Ausreise

2.Juni 2005

So, endlich ist es soweit: das Womo ist gepackt, und wir können los!
Bretagne, wir kommen …. doch da unser Womo leider nicht fliegen kann, und wir Hektik nicht mögen (wir sind in Urlaub und nicht auf der Flucht) , fahren wir am ersten Tag nur bis nach Zoutkamp in Holland. Der dortige CP ist einer unserer Lieblingsplätze: ruhig, landschaftlich wunderschön, mit guten Hundeauslaufmöglichkeiten, einem tollen Blick über den Kanal direkt auf den „Hafen“ von Zoutkamp, und, was für uns sehr wichtig ist, mit einem sehr guten chinesischen Restaurant in Fussweite!
Auf diesem Platz verbringen wir den ersten Abend unserer Reise – und geniessen die Ruhe und die Vorfreude auf viele weitere schöne Urlaubstage!

Ist das nicht ein herrlicher Platz!

CP „de Rousant“ Zoutkamp
Womo, 2 Personen, 2 Hunde, Strom, Duschen 18 Euro

Abendessen bei „unserem“ Chinesen im Dorf

3.Juni 2005
Heute wollen wir tatsächlich Strecke schaffen.
Also Stressfahrt durch Holland, um Antwerpen herum – die Belgier kennen wohl keine Verkehrsregeln und keine Geschwindigkeit unter 8o km/h !

Gegen 16 Uhr treffen wir auf dem Stellplatz im Fährhafen von Calais ein – gerade noch rechtzeitig, um noch einen guten Platz zu bekommen, bevor´s wirklich voll wird.

Die beiden letzten Plätze auf dem Stellplatz, gaaaaanz hinten bei den Fähren, sind für Hundebesitzer die besten, weil man dort die Hunde gut vor der Tür anleinen kann ! Da ist ein bisschen Sand zum Buddeln für die Hunde, und auf ein paar Begrenzungspfosten zum anp..keln! Ausserdem geht von dort ein kleiner Spazierweg aus, der hundegeeignet ist!
Im Laufe der Nacht konnten wir dann auch feststellen, dass dieser von uns gewählte Platz am weitesten von den ausgelassenen Jugendlichen mit dem Mofas weg ist….. bei uns parkten nur die relativ leisen Liebespärchen!

Der Platz ist nicht ganz billig, aber er bietet einen wundervollen Ausblick auf die ein- und auslaufenden Englandfähren!

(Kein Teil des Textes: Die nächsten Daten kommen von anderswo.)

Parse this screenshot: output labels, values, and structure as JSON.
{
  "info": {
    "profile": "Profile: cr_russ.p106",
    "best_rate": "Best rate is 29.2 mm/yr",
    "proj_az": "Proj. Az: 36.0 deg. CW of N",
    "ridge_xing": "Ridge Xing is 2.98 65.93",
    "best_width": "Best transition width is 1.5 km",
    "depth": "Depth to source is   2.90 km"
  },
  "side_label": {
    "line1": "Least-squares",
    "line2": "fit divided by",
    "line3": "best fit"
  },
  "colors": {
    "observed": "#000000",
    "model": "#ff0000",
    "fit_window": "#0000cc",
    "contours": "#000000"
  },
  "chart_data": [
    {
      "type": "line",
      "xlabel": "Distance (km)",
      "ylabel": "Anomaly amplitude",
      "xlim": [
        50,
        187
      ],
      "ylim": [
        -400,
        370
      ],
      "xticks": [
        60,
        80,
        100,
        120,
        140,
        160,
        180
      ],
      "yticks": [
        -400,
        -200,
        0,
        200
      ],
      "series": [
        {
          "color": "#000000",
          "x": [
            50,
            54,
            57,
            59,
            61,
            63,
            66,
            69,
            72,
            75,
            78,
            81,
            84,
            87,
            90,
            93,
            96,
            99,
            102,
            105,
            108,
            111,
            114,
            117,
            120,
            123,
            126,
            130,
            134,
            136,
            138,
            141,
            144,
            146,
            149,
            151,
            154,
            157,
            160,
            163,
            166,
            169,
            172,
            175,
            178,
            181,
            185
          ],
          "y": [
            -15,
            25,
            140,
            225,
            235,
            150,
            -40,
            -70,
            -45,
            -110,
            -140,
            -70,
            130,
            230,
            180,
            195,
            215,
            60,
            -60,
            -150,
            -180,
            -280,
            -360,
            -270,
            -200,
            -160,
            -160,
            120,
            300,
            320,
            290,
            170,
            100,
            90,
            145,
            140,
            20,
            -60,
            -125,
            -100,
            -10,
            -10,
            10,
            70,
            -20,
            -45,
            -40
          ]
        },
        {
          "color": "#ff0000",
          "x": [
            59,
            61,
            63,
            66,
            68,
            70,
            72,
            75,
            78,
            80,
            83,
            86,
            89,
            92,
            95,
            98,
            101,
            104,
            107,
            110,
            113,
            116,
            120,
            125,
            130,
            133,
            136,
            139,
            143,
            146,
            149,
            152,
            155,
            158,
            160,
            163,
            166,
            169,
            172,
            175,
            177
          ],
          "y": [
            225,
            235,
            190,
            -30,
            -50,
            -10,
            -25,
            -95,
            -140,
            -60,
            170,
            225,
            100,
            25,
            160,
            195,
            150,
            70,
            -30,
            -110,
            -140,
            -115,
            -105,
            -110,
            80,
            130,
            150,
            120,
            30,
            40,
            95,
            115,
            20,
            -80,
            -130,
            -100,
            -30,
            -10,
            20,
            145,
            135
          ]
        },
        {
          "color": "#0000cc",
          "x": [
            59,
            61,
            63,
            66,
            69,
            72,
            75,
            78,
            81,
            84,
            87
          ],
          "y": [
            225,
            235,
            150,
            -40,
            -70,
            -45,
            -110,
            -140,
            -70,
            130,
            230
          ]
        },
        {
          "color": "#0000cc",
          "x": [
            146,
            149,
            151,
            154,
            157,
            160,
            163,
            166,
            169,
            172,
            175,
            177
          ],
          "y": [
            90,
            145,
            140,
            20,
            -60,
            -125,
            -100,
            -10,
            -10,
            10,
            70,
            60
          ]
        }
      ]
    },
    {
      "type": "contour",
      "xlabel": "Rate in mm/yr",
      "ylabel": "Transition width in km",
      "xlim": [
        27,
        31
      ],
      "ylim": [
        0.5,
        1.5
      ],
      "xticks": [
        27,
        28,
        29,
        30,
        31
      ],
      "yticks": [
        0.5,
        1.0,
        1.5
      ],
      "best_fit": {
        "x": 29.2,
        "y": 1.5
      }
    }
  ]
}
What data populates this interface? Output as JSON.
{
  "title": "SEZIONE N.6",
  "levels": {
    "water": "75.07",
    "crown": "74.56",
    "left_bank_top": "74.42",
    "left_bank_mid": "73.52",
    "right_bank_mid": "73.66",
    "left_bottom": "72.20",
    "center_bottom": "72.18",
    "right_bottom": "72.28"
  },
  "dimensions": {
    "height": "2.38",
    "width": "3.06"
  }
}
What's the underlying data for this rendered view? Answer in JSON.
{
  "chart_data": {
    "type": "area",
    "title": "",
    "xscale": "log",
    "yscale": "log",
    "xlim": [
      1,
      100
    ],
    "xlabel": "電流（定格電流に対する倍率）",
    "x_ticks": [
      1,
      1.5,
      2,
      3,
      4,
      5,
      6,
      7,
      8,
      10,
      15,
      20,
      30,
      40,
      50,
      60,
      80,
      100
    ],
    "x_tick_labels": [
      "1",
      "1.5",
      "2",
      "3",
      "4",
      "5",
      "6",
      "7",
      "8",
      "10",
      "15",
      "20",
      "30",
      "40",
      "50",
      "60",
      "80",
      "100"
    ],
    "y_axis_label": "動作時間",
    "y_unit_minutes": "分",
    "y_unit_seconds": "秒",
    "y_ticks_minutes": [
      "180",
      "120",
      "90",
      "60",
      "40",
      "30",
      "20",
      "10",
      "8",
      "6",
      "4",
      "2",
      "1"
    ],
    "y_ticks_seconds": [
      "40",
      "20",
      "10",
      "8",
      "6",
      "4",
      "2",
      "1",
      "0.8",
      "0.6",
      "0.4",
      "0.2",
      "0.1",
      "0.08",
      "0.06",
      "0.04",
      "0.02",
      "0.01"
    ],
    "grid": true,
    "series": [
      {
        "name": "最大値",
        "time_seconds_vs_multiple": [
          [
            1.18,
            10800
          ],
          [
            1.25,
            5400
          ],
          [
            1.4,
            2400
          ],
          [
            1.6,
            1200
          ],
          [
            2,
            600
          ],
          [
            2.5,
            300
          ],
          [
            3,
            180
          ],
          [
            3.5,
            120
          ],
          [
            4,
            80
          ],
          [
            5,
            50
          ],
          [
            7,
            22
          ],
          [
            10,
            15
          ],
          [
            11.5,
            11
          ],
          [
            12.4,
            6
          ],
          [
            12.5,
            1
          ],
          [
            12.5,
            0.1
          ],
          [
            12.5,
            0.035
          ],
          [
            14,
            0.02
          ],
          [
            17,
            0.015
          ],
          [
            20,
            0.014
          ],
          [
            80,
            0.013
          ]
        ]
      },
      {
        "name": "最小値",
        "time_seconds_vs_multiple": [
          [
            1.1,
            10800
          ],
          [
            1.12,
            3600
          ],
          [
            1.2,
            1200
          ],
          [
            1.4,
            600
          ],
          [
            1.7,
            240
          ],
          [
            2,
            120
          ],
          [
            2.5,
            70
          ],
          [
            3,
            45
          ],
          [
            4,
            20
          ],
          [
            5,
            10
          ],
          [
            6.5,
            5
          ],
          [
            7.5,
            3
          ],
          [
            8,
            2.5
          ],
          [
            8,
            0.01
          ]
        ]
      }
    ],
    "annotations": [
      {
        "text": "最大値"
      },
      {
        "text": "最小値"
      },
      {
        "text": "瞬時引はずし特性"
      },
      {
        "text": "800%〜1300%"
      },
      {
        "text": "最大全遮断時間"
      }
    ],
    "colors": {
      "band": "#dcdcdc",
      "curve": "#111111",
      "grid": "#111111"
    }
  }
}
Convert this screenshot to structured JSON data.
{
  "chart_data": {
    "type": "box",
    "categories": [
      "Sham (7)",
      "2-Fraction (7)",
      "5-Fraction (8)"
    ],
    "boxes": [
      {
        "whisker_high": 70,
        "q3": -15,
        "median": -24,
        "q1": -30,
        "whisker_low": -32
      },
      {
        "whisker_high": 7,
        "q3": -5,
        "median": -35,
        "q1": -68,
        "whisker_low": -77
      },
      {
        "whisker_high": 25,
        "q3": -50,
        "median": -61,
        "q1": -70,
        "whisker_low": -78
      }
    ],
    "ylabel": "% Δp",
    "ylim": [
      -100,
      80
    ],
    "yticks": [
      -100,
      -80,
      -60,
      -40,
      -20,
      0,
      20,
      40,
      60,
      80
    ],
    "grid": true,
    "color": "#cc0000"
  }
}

Eine V/E befindet sich am Eingang des Platzes, und Restaurants so-
wie eine Bäckerei sind in der Nähe.

Der Platz füllt sich im Laufe des Abends doch sehr, aber die meisten blieben tatsächlich im vorderen Bereich in der Nähe der V/E.
Was mich jedoch wie immer wunderte, war die recht grosse Zahl an wirklich grossen Wohnmobilen, die die Stellplatzkosten umgehen und sich zwischen Frittenbude und V/E zwängen.
Kommt man nur durch eine solche Sparsamkeit zu gaaaaanz grossen Wohnmobilen?

Stellplatz Calais 7 Euro
V/E am Platz, Frischwasser 2 Euro

 

4. Juni 2005
Wir hatten von Freunden gehört, das neue Einkaufszentrum „Cité d´Europe“ sei schlicht gigantisch – also beschliessen wir, dort einzukaufen.
Das Einkaufszentrum befindet sich autobahnnahe beim Eingang des Kanaltunnels, und ist recht gut ausgeschildert. Auf der Suche nach Parkplätzen stellen wir fest: ja, es gibt sehr viele und auch leere Parkplätze, doch alle sind auf 2m abgeschrankt! Da kein Parkplatz für Womos ausgewiesen ist, fahren wir frech auf den Busparkplatz ….. und siehe da, hier stehen wir in guter Gesellschaft! Viele englische und niederländische Wohnmobile stehen hier zwischen den Reisebussen!


Staunend wandern wir durch dieses unglaublich elegante und schöne Einkaufszentrum, in dem uns vor allem die grosse Getränkehandlung und der Supermarkt auffallen. Offensichtlich kaufen hier viele Engländer Wein und sonstige Alkoholika ein, bevor sie wieder in ihre teure Heimat zurückkehren!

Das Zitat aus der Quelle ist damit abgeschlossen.